Pokhrel reckons that as the expressway is a big highway, it is better not to take the road through the village or keep zero-point there. “If there is no alternative, then the case would be different. But there are alternatives for the starting point of this highway,” he says. According to him, the use of force and suppression of people’s sentiments won’t do the project any good. A democratic way of running development projects is to hear the concerns of local people, he adds.
Government authorities, however, say that as project designing and compensations have already started, it would now be costly to change the design and choose a different starting point.
Environmentalist Prabhu Budathoki says the problem lies in our traditional top-down development model. The dispute in Khokana shows that development planners focus only on technical aspects while neglecting social, cultural and environmental issues, he says.
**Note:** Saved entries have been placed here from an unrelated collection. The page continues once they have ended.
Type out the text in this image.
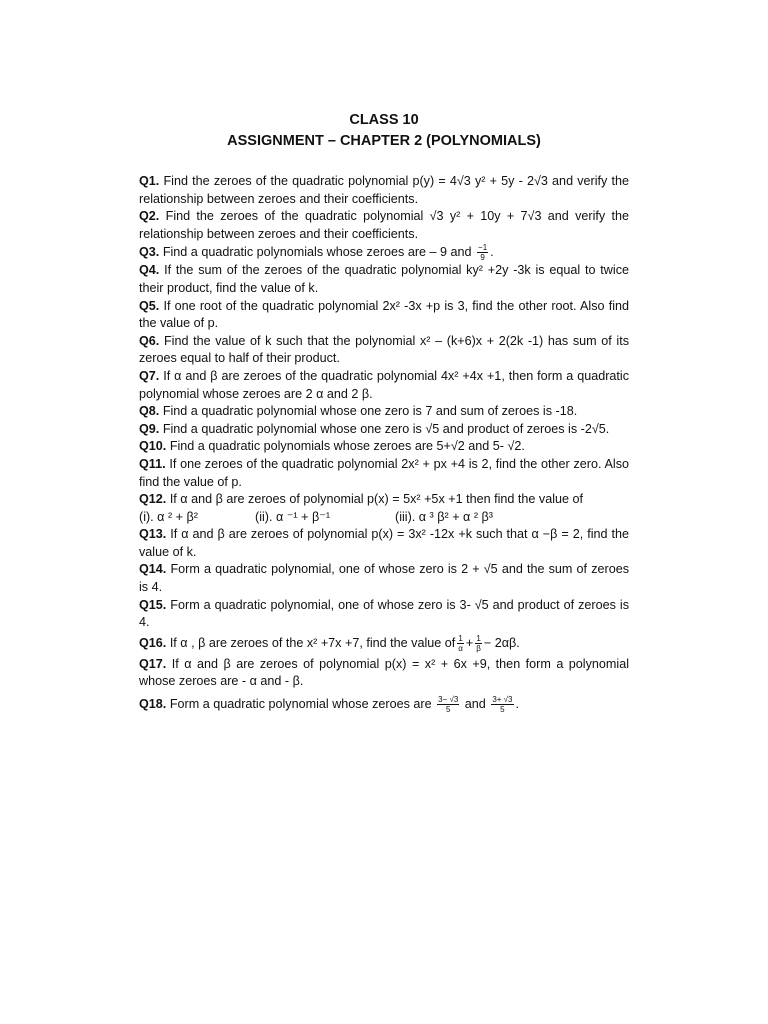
CLASS 10
ASSIGNMENT – CHAPTER 2 (POLYNOMIALS)

Q1. Find the zeroes of the quadratic polynomial p(y) = 4√3 y² + 5y - 2√3 and verify the relationship between zeroes and their coefficients.

Q2. Find the zeroes of the quadratic polynomial √3 y² + 10y + 7√3 and verify the relationship between zeroes and their coefficients.

Q3. Find a quadratic polynomials whose zeroes are – 9 and $\frac{-1}{9}$ .

Q4. If the sum of the zeroes of the quadratic polynomial ky² +2y -3k is equal to twice their product, find the value of k.

Q5. If one root of the quadratic polynomial 2x² -3x +p is 3, find the other root. Also find the value of p.

Q6. Find the value of k such that the polynomial x² – (k+6)x + 2(2k -1) has sum of its zeroes equal to half of their product.

Q7. If α and β are zeroes of the quadratic polynomial 4x² +4x +1, then form a quadratic polynomial whose zeroes are 2 α and 2 β.

Q8. Find a quadratic polynomial whose one zero is 7 and sum of zeroes is -18.

Q9. Find a quadratic polynomial whose one zero is √5 and product of zeroes is -2√5.

Q10. Find a quadratic polynomials whose zeroes are 5+√2 and 5- √2.

Q11. If one zeroes of the quadratic polynomial 2x² + px +4 is 2, find the other zero. Also find the value of p.

Q12. If α and β are zeroes of polynomial p(x) = 5x² +5x +1 then find the value of
(i). α ² + β²	(ii). α ⁻¹ + β⁻¹	(iii). α ³ β² + α ² β³

Q13. If α and β are zeroes of polynomial p(x) = 3x² -12x +k such that α −β = 2, find the value of k.

Q14. Form a quadratic polynomial, one of whose zero is 2 + √5 and the sum of zeroes is 4.

Q15. Form a quadratic polynomial, one of whose zero is 3- √5 and product of zeroes is 4.

Q16. If α , β are zeroes of the x² +7x +7, find the value of $\frac{1}{\alpha} + \frac{1}{\beta} - 2\alpha\beta$.

Q17. If α and β are zeroes of polynomial p(x) = x² + 6x +9, then form a polynomial whose zeroes are - α and - β.

Q18. Form a quadratic polynomial whose zeroes are $\frac{3- √3}{5}$ and $\frac{3+ √3}{5}$ .
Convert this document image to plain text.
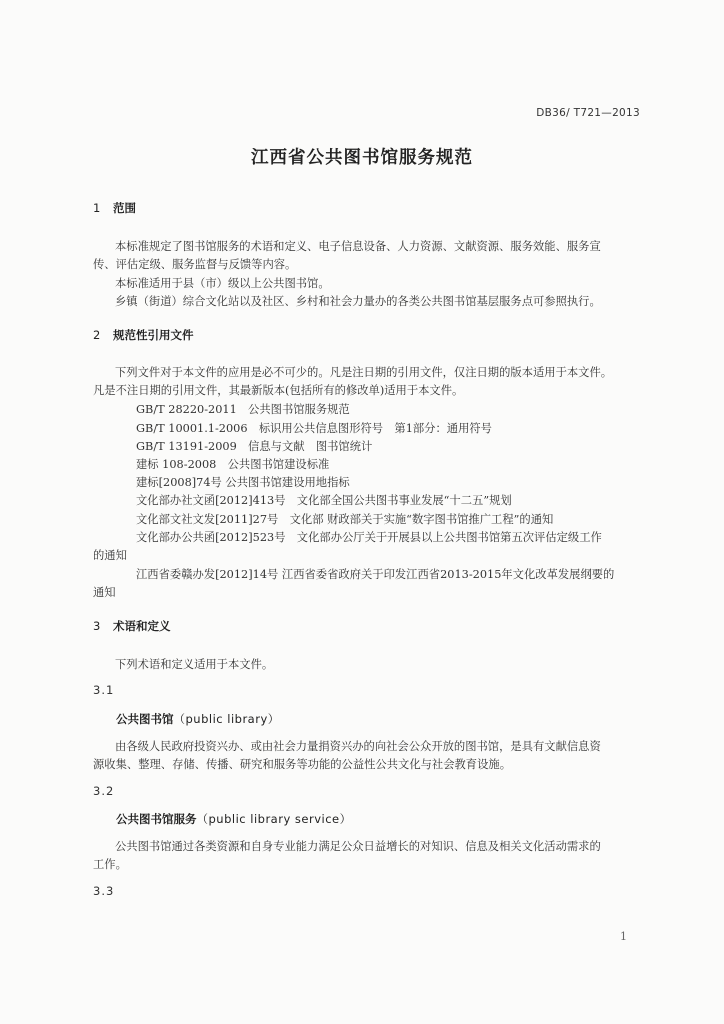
DB36/ T721—2013
江西省公共图书馆服务规范
1 范围
本标准规定了图书馆服务的术语和定义、电子信息设备、人力资源、文献资源、服务效能、服务宣
传、评估定级、服务监督与反馈等内容。
本标准适用于县（市）级以上公共图书馆。
乡镇（街道）综合文化站以及社区、乡村和社会力量办的各类公共图书馆基层服务点可参照执行。
2 规范性引用文件
下列文件对于本文件的应用是必不可少的。凡是注日期的引用文件，仅注日期的版本适用于本文件。
凡是不注日期的引用文件，其最新版本(包括所有的修改单)适用于本文件。
GB/T 28220-2011　公共图书馆服务规范
GB/T 10001.1-2006　标识用公共信息图形符号　第1部分：通用符号
GB/T 13191-2009　信息与文献　图书馆统计
建标 108-2008　公共图书馆建设标准
建标[2008]74号 公共图书馆建设用地指标
文化部办社文函[2012]413号　文化部全国公共图书事业发展“十二五”规划
文化部文社文发[2011]27号　文化部 财政部关于实施“数字图书馆推广工程”的通知
文化部办公共函[2012]523号　文化部办公厅关于开展县以上公共图书馆第五次评估定级工作
的通知
江西省委赣办发[2012]14号 江西省委省政府关于印发江西省2013-2015年文化改革发展纲要的
通知
3 术语和定义
下列术语和定义适用于本文件。
3.1
公共图书馆（public library）
由各级人民政府投资兴办、或由社会力量捐资兴办的向社会公众开放的图书馆，是具有文献信息资
源收集、整理、存储、传播、研究和服务等功能的公益性公共文化与社会教育设施。
3.2
公共图书馆服务（public library service）
公共图书馆通过各类资源和自身专业能力满足公众日益增长的对知识、信息及相关文化活动需求的
工作。
3.3
1
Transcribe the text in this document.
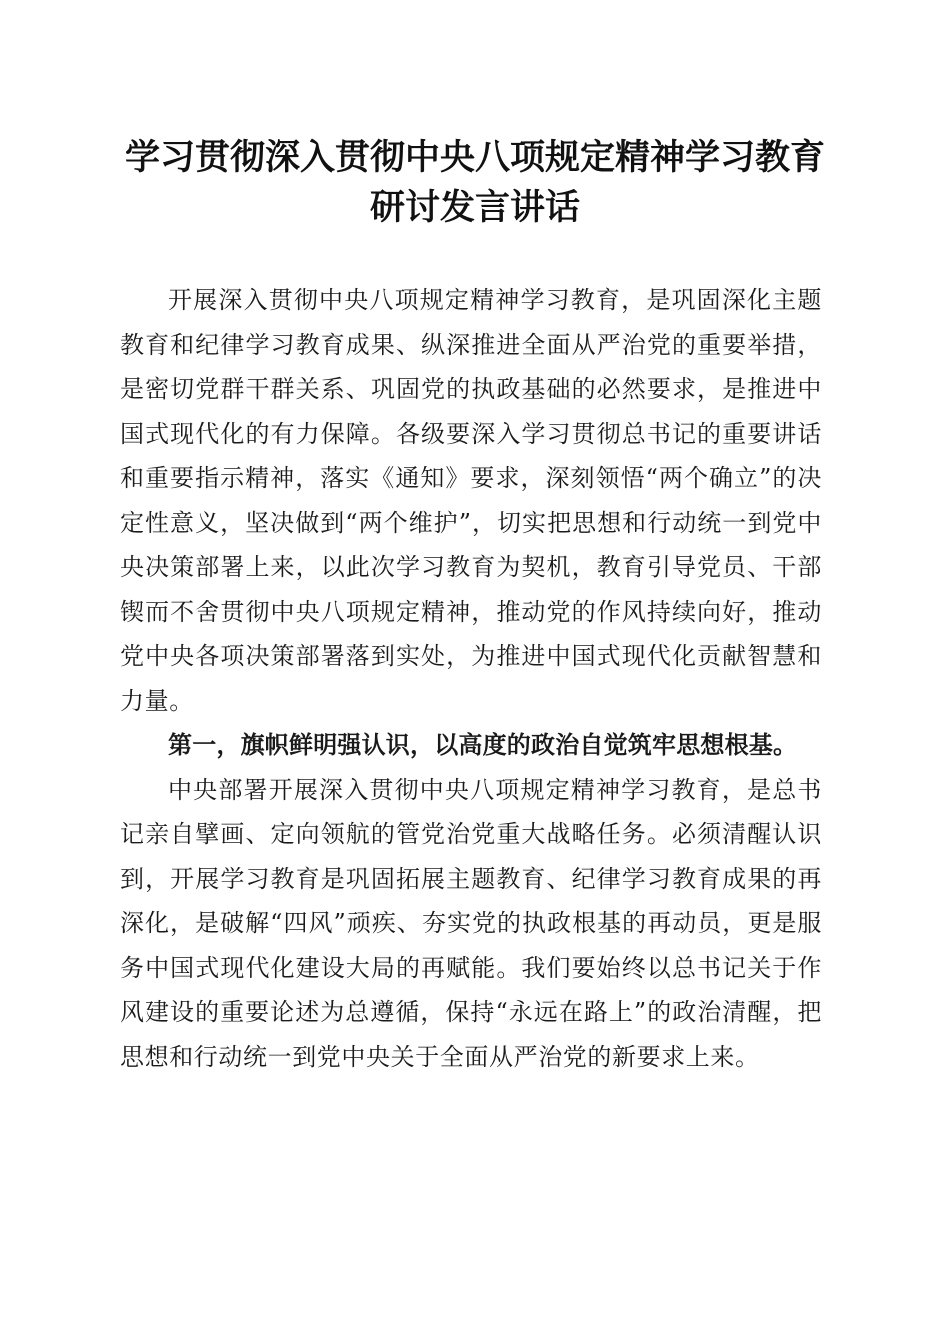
学习贯彻深入贯彻中央八项规定精神学习教育
研讨发言讲话

开展深入贯彻中央八项规定精神学习教育，是巩固深化主题教育和纪律学习教育成果、纵深推进全面从严治党的重要举措，是密切党群干群关系、巩固党的执政基础的必然要求，是推进中国式现代化的有力保障。各级要深入学习贯彻总书记的重要讲话和重要指示精神，落实《通知》要求，深刻领悟“两个确立”的决定性意义，坚决做到“两个维护”，切实把思想和行动统一到党中央决策部署上来，以此次学习教育为契机，教育引导党员、干部锲而不舍贯彻中央八项规定精神，推动党的作风持续向好，推动党中央各项决策部署落到实处，为推进中国式现代化贡献智慧和力量。

第一，旗帜鲜明强认识，以高度的政治自觉筑牢思想根基。

中央部署开展深入贯彻中央八项规定精神学习教育，是总书记亲自擘画、定向领航的管党治党重大战略任务。必须清醒认识到，开展学习教育是巩固拓展主题教育、纪律学习教育成果的再深化，是破解“四风”顽疾、夯实党的执政根基的再动员，更是服务中国式现代化建设大局的再赋能。我们要始终以总书记关于作风建设的重要论述为总遵循，保持“永远在路上”的政治清醒，把思想和行动统一到党中央关于全面从严治党的新要求上来。
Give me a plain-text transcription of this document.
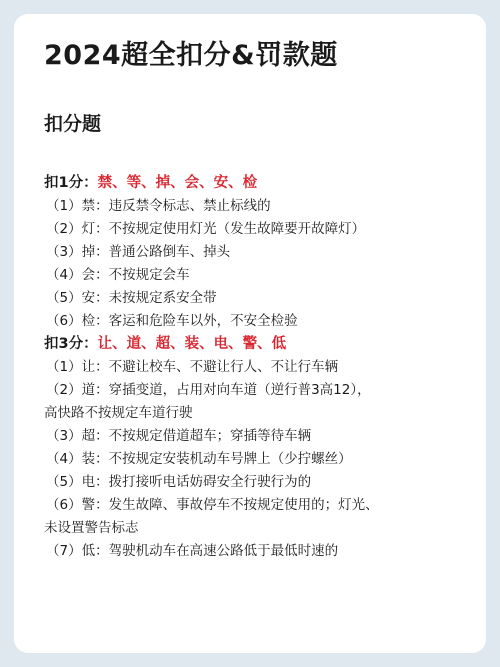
2024超全扣分&罚款题
扣分题
扣1分：禁、等、掉、会、安、检
（1）禁：违反禁令标志、禁止标线的
（2）灯：不按规定使用灯光（发生故障要开故障灯）
（3）掉：普通公路倒车、掉头
（4）会：不按规定会车
（5）安：未按规定系安全带
（6）检：客运和危险车以外，不安全检验
扣3分：让、道、超、装、电、警、低
（1）让：不避让校车、不避让行人、不让行车辆
（2）道：穿插变道，占用对向车道（逆行普3高12），
高快路不按规定车道行驶
（3）超：不按规定借道超车；穿插等待车辆
（4）装：不按规定安装机动车号牌上（少拧螺丝）
（5）电：拨打接听电话妨碍安全行驶行为的
（6）警：发生故障、事故停车不按规定使用的；灯光、
未设置警告标志
（7）低：驾驶机动车在高速公路低于最低时速的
For a culturally rich country like Nepal, these issues should be of paramount importance, he adds. “Both sides should sit for talks and find a solution to minimize damages. We cannot recreate Khokana village and its culture. We can only preserve them,” he says.
A logical option would be to address the concerns of the local people and divert the road a bit, even if it’s a little costly, advises Budathoki. That would be better than unnecessarily delaying the project owing to local protests, “which will be costlier than the diversion.”
In the worst case, projects even get canceled in such cases. In the past, Melamchi drinking water project and Arun-3 hydropower have been significantly delayed for similar reasons.
But it’s not always the government’s fault. Political players and vested groups also create unnecessary problems at the local level, experts point out. For instance, local representatives of opposition political parties often try to instigate protests against the government. There is also this natural tendency among people to doubt distant government representatives.
“Local people tend to doubt government officials and their work, creating problems,” says former NPC vice-chair Pokhrel. In the case of Khokana, locals are also unhappy with the compensation for their land.
Khokana residents have already submitted an application at the National Human Rights Commission demanding protection of their cultural and human rights. The expressway project was initiated two decades ago but it was soon stalled, for various reasons. The government later gave the work to the Nepal Army. The planned 76-km road, which will be the shortest linking Kathmandu and the Tarai, is estimated to take four years to complete at the cost of Rs 110 billion.